When eyes turn her way, Squeaks goes very still. The glance makes her heart jump, but she resists the urge to run that comes with it. Sudden movements would probably draw even more attention to her, and she’s not even sure how she got noticed in the first place. Was there some sound she made? Her movements stayed small, she’s pretty sure.

Whatever Eileen sees — or thinks she sees — she must not categorize as a threat, because her posture remains guarded but relaxed. Her attention swings back toward Emily.

“I spent so much time establishing safehouses with your father,” she says on the tail end of a breathy laugh. “I wouldn’t mind seeing what it’s like to be on the other side.”

Neither yes nor no; it’s the closest she’s going to come to accepting Emily’s offer for help.

It's good enough. She'll take it.

Emily of course has no idea what she's doing and no idea where she'll find the time for this, but she'll figure out what to do about that on her own.

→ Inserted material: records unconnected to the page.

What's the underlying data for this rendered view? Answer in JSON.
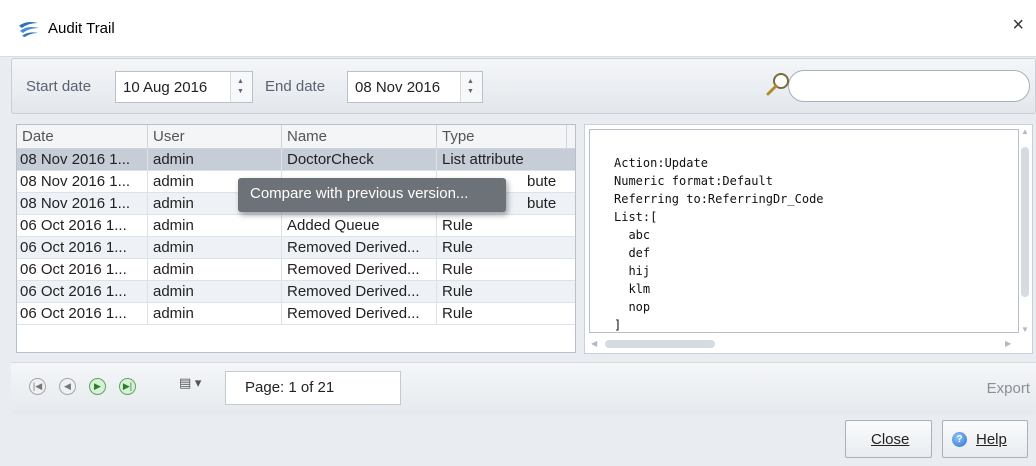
{
  "window": {
    "title": "Audit Trail",
    "close_glyph": "×"
  },
  "filters": {
    "start_label": "Start date",
    "start_value": "10 Aug 2016",
    "end_label": "End date",
    "end_value": "08 Nov 2016",
    "search_icon": "magnifier-icon",
    "search_value": ""
  },
  "grid": {
    "columns": [
      "Date",
      "User",
      "Name",
      "Type"
    ],
    "rows": [
      {
        "date": "08 Nov 2016 1...",
        "user": "admin",
        "name": "DoctorCheck",
        "type": "List attribute",
        "selected": true
      },
      {
        "date": "08 Nov 2016 1...",
        "user": "admin",
        "name": "",
        "type": "bute"
      },
      {
        "date": "08 Nov 2016 1...",
        "user": "admin",
        "name": "",
        "type": "bute"
      },
      {
        "date": "06 Oct 2016 1...",
        "user": "admin",
        "name": "Added Queue",
        "type": "Rule"
      },
      {
        "date": "06 Oct 2016 1...",
        "user": "admin",
        "name": "Removed Derived...",
        "type": "Rule"
      },
      {
        "date": "06 Oct 2016 1...",
        "user": "admin",
        "name": "Removed Derived...",
        "type": "Rule"
      },
      {
        "date": "06 Oct 2016 1...",
        "user": "admin",
        "name": "Removed Derived...",
        "type": "Rule"
      },
      {
        "date": "06 Oct 2016 1...",
        "user": "admin",
        "name": "Removed Derived...",
        "type": "Rule"
      }
    ]
  },
  "context_menu": {
    "item": "Compare with previous version..."
  },
  "detail": {
    "text": "Action:Update\nNumeric format:Default\nReferring to:ReferringDr_Code\nList:[\n  abc\n  def\n  hij\n  klm\n  nop\n]"
  },
  "pager": {
    "page_label": "Page: 1 of 21",
    "export_label": "Export",
    "buttons": [
      "first-page-icon",
      "previous-page-icon",
      "next-page-icon",
      "last-page-icon"
    ]
  },
  "footer": {
    "close_label": "Close",
    "help_label": "Help"
  }
}
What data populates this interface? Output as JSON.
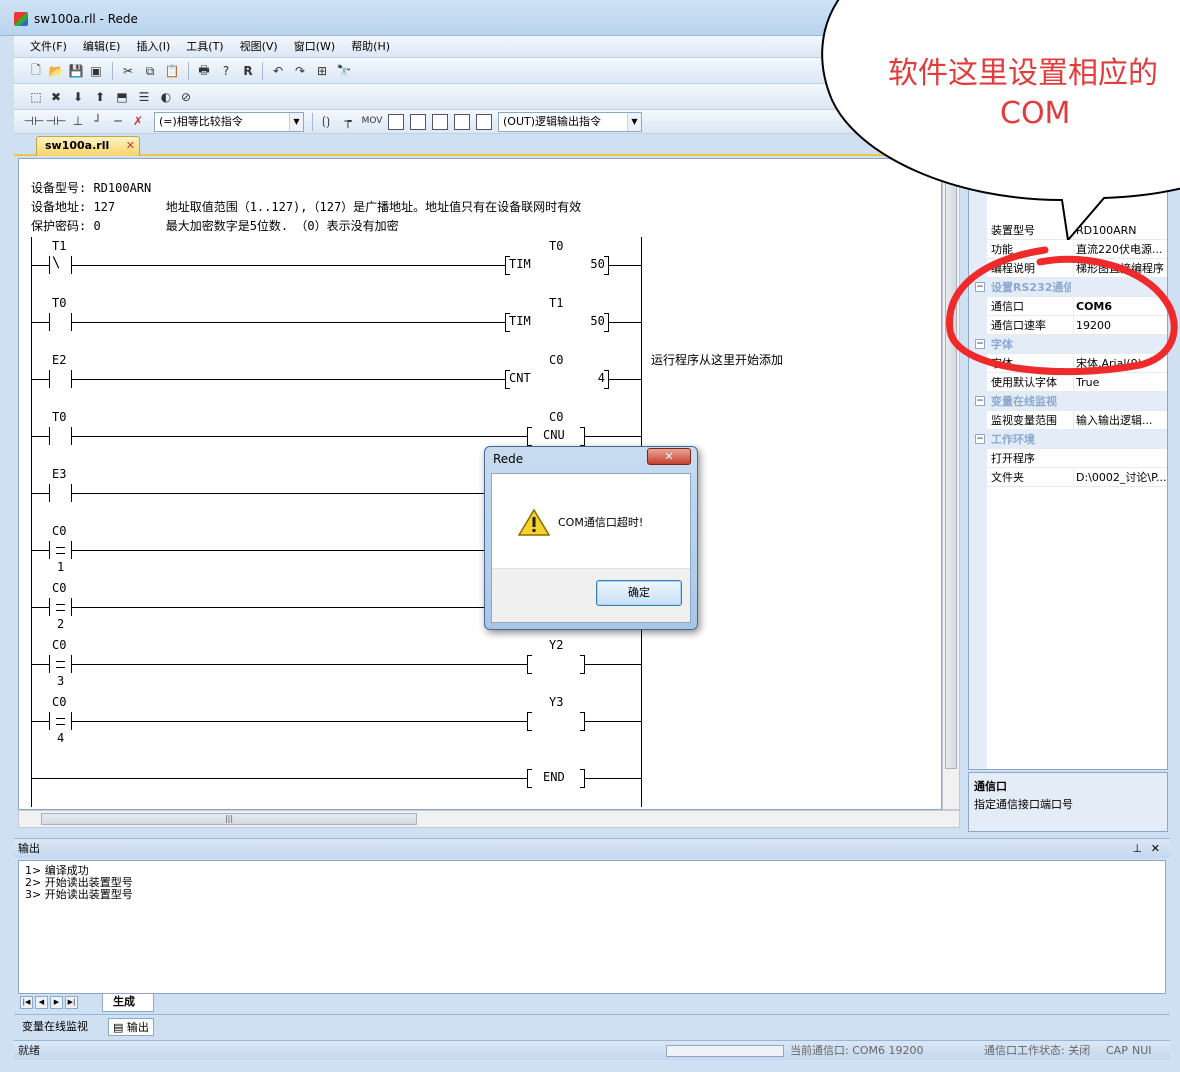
{
  "window": {
    "title": "sw100a.rll - Rede"
  },
  "menu": [
    "文件(F)",
    "编辑(E)",
    "插入(I)",
    "工具(T)",
    "视图(V)",
    "窗口(W)",
    "帮助(H)"
  ],
  "toolbar": {
    "compare_combo": "(=)相等比较指令",
    "output_combo": "(OUT)逻辑输出指令",
    "mov_label": "MOV",
    "r_label": "R"
  },
  "doc_tab": {
    "label": "sw100a.rll"
  },
  "editor": {
    "header": [
      "设备型号: RD100ARN",
      "设备地址: 127       地址取值范围（1..127),（127）是广播地址。地址值只有在设备联网时有效",
      "保护密码: 0         最大加密数字是5位数. （0）表示没有加密"
    ],
    "annotation": "运行程序从这里开始添加",
    "rungs": [
      {
        "contact": "T1",
        "coil_top": "T0",
        "coil_type": "TIM",
        "coil_value": "50"
      },
      {
        "contact": "T0",
        "coil_top": "T1",
        "coil_type": "TIM",
        "coil_value": "50"
      },
      {
        "contact": "E2",
        "coil_top": "C0",
        "coil_type": "CNT",
        "coil_value": "4"
      },
      {
        "contact": "T0",
        "coil_top": "C0",
        "coil_type": "CNU",
        "coil_value": ""
      },
      {
        "contact": "E3",
        "coil_top": "",
        "coil_type": "",
        "coil_value": ""
      },
      {
        "contact": "C0",
        "contact_sub": "1",
        "coil_top": "",
        "coil_type": "",
        "coil_value": ""
      },
      {
        "contact": "C0",
        "contact_sub": "2",
        "coil_top": "",
        "coil_type": "",
        "coil_value": ""
      },
      {
        "contact": "C0",
        "contact_sub": "3",
        "coil_top": "Y2",
        "coil_type": "",
        "coil_value": ""
      },
      {
        "contact": "C0",
        "contact_sub": "4",
        "coil_top": "Y3",
        "coil_type": "",
        "coil_value": ""
      }
    ],
    "end_label": "END"
  },
  "properties": {
    "rows": [
      {
        "key": "装置型号",
        "value": "RD100ARN",
        "cat": false
      },
      {
        "key": "功能",
        "value": "直流220伏电源...",
        "cat": false
      },
      {
        "key": "编程说明",
        "value": "梯形图直接编程序",
        "cat": false
      },
      {
        "key": "设置RS232通信口",
        "value": "",
        "cat": true
      },
      {
        "key": "通信口",
        "value": "COM6",
        "cat": false,
        "bold": true
      },
      {
        "key": "通信口速率",
        "value": "19200",
        "cat": false
      },
      {
        "key": "字体",
        "value": "",
        "cat": true
      },
      {
        "key": "字体",
        "value": "宋体,Arial(9)",
        "cat": false
      },
      {
        "key": "使用默认字体",
        "value": "True",
        "cat": false
      },
      {
        "key": "变量在线监视",
        "value": "",
        "cat": true
      },
      {
        "key": "监视变量范围",
        "value": "输入输出逻辑...",
        "cat": false
      },
      {
        "key": "工作环境",
        "value": "",
        "cat": true
      },
      {
        "key": "打开程序",
        "value": "",
        "cat": false
      },
      {
        "key": "文件夹",
        "value": "D:\\0002_讨论\\P...",
        "cat": false
      }
    ],
    "desc_title": "通信口",
    "desc_text": "指定通信接口端口号"
  },
  "output": {
    "title": "输出",
    "lines": [
      "1> 编译成功",
      "2> 开始读出装置型号",
      "3> 开始读出装置型号"
    ],
    "tab": "生成"
  },
  "bottom_tabs": [
    "变量在线监视",
    "输出"
  ],
  "status": {
    "ready": "就绪",
    "port": "当前通信口: COM6 19200",
    "port_state": "通信口工作状态: 关闭",
    "cap": "CAP",
    "num": "NUI"
  },
  "dialog": {
    "title": "Rede",
    "close": "✕",
    "message": "COM通信口超时!",
    "ok": "确定"
  },
  "callout": {
    "line1": "软件这里设置相应的",
    "line2": "COM"
  }
}
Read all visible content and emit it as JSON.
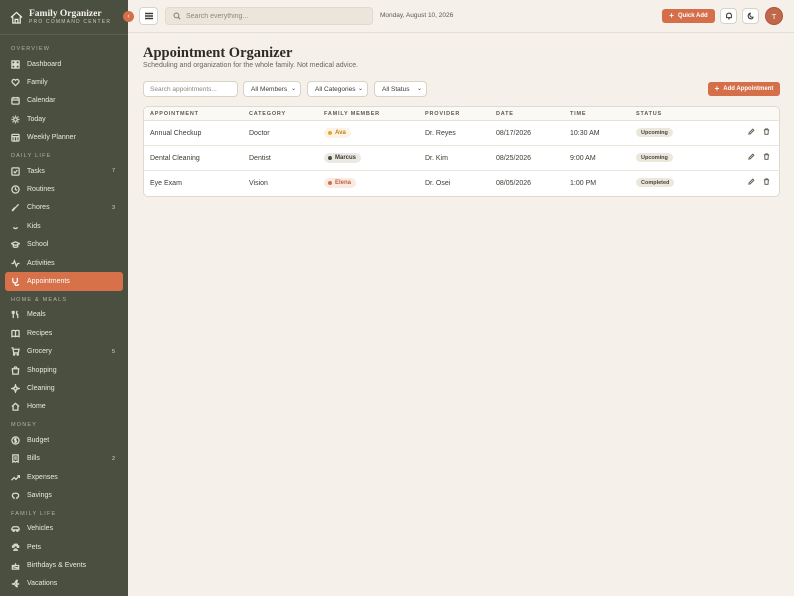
{
  "brand": {
    "title": "Family Organizer",
    "subtitle": "PRO COMMAND CENTER",
    "collapse_glyph": "‹"
  },
  "topbar": {
    "search_placeholder": "Search everything...",
    "date": "Monday, August 10, 2026",
    "quick_add": "Quick Add",
    "avatar_initial": "T"
  },
  "sidebar": {
    "sections": [
      {
        "label": "OVERVIEW"
      },
      {
        "label": "DAILY LIFE"
      },
      {
        "label": "HOME & MEALS"
      },
      {
        "label": "MONEY"
      },
      {
        "label": "FAMILY LIFE"
      }
    ],
    "items": [
      {
        "label": "Dashboard"
      },
      {
        "label": "Family"
      },
      {
        "label": "Calendar"
      },
      {
        "label": "Today"
      },
      {
        "label": "Weekly Planner"
      },
      {
        "label": "Tasks",
        "badge": "7"
      },
      {
        "label": "Routines"
      },
      {
        "label": "Chores",
        "badge": "3"
      },
      {
        "label": "Kids"
      },
      {
        "label": "School"
      },
      {
        "label": "Activities"
      },
      {
        "label": "Appointments"
      },
      {
        "label": "Meals"
      },
      {
        "label": "Recipes"
      },
      {
        "label": "Grocery",
        "badge": "5"
      },
      {
        "label": "Shopping"
      },
      {
        "label": "Cleaning"
      },
      {
        "label": "Home"
      },
      {
        "label": "Budget"
      },
      {
        "label": "Bills",
        "badge": "2"
      },
      {
        "label": "Expenses"
      },
      {
        "label": "Savings"
      },
      {
        "label": "Vehicles"
      },
      {
        "label": "Pets"
      },
      {
        "label": "Birthdays & Events"
      },
      {
        "label": "Vacations"
      }
    ]
  },
  "main": {
    "title": "Appointment Organizer",
    "subtitle": "Scheduling and organization for the whole family. Not medical advice.",
    "filter_placeholder": "Search appointments...",
    "filters": {
      "members": "All Members",
      "categories": "All Categories",
      "status": "All Status"
    },
    "add_button": "Add Appointment",
    "columns": [
      "APPOINTMENT",
      "CATEGORY",
      "FAMILY MEMBER",
      "PROVIDER",
      "DATE",
      "TIME",
      "STATUS"
    ],
    "rows": [
      {
        "appointment": "Annual Checkup",
        "category": "Doctor",
        "member": "Ava",
        "provider": "Dr. Reyes",
        "date": "08/17/2026",
        "time": "10:30 AM",
        "status": "Upcoming"
      },
      {
        "appointment": "Dental Cleaning",
        "category": "Dentist",
        "member": "Marcus",
        "provider": "Dr. Kim",
        "date": "08/25/2026",
        "time": "9:00 AM",
        "status": "Upcoming"
      },
      {
        "appointment": "Eye Exam",
        "category": "Vision",
        "member": "Elena",
        "provider": "Dr. Osei",
        "date": "08/05/2026",
        "time": "1:00 PM",
        "status": "Completed"
      }
    ]
  },
  "colors": {
    "accent": "#d46f4a",
    "sidebar_bg": "#4a4f40",
    "page_bg": "#f5f1ea",
    "ava": "#e8a33d",
    "marcus": "#4a4f40",
    "elena": "#d46f4a"
  }
}
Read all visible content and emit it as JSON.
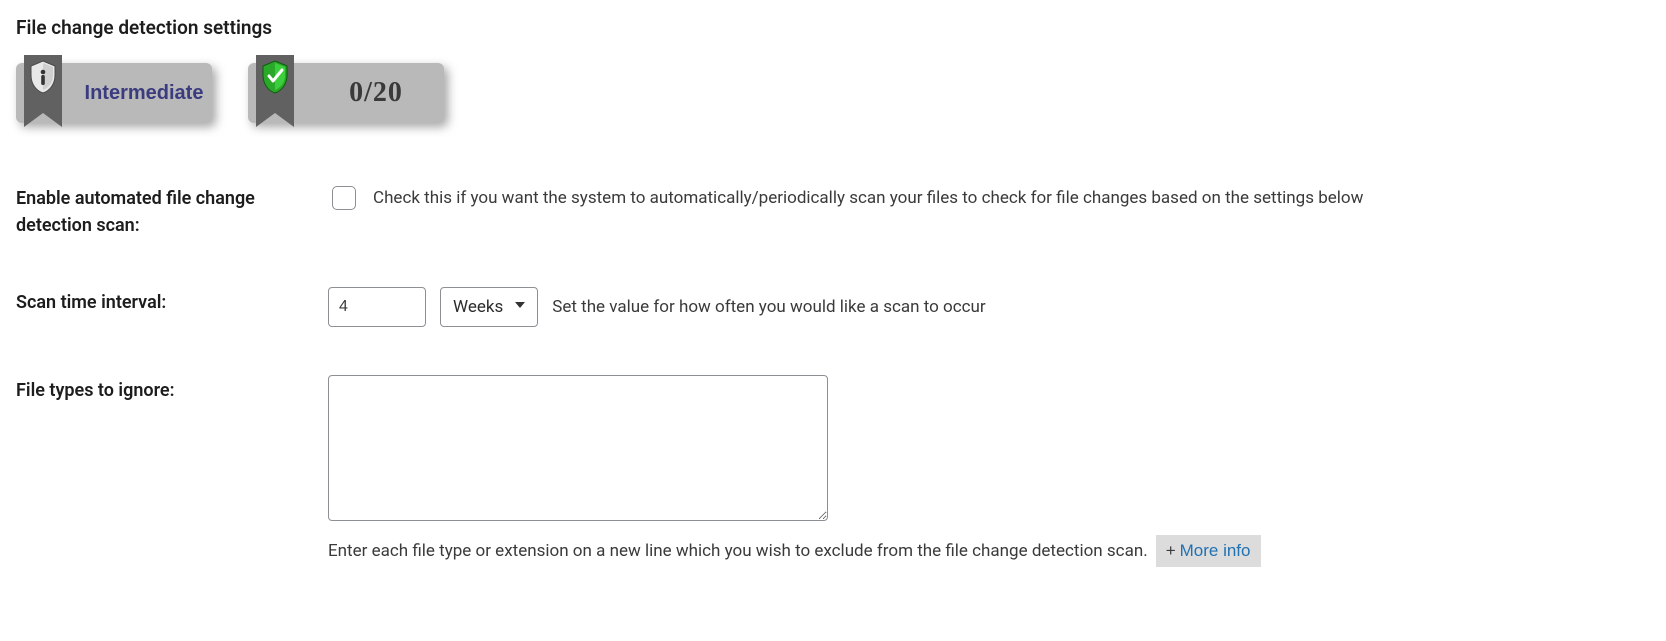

"I'll see what I can do," comes out more slowly than she means for it to, given the unexpected relief that comes with it. The only thing that seems assured at this point is that everything is going to go wrong, and trying to be prepared for that gives her some solace.

Emily Epstein is not doing a very good job of doing what she told Geneva she would be. It's a thought she won't have until she's already back at home.

From Squeaks’ high perspective, Eileen and Emily bid their farewells in quieter voices. The Englishwoman takes her leave without flair or fanfare, basket held close to her body as she disappears into the colourful weekend crowds.

The owl is aware of more than just the waif in hiding. It knows which streets and alleys its keeper should avoid, and which route is safest for her to take on her way back to the gap in the fence she utilizes on days like today when the military is on high alert and no amount of confidence in her forged papers can justify risking a traffic stop at the border.

Later, when Squeaks tears open the parcel bundled in plain brown paper, she’ll find inside a journal similar in size and make to the one she just returned. Its cover is smooth and made of some kind of soft leather, but the brittle parchment pages inside are blank — except for the first.

It reads:

You will have many enemies in your life: Fear. Doubt. Remorse. But the greatest enemy of all is yourself. I hope this helps you conquer them.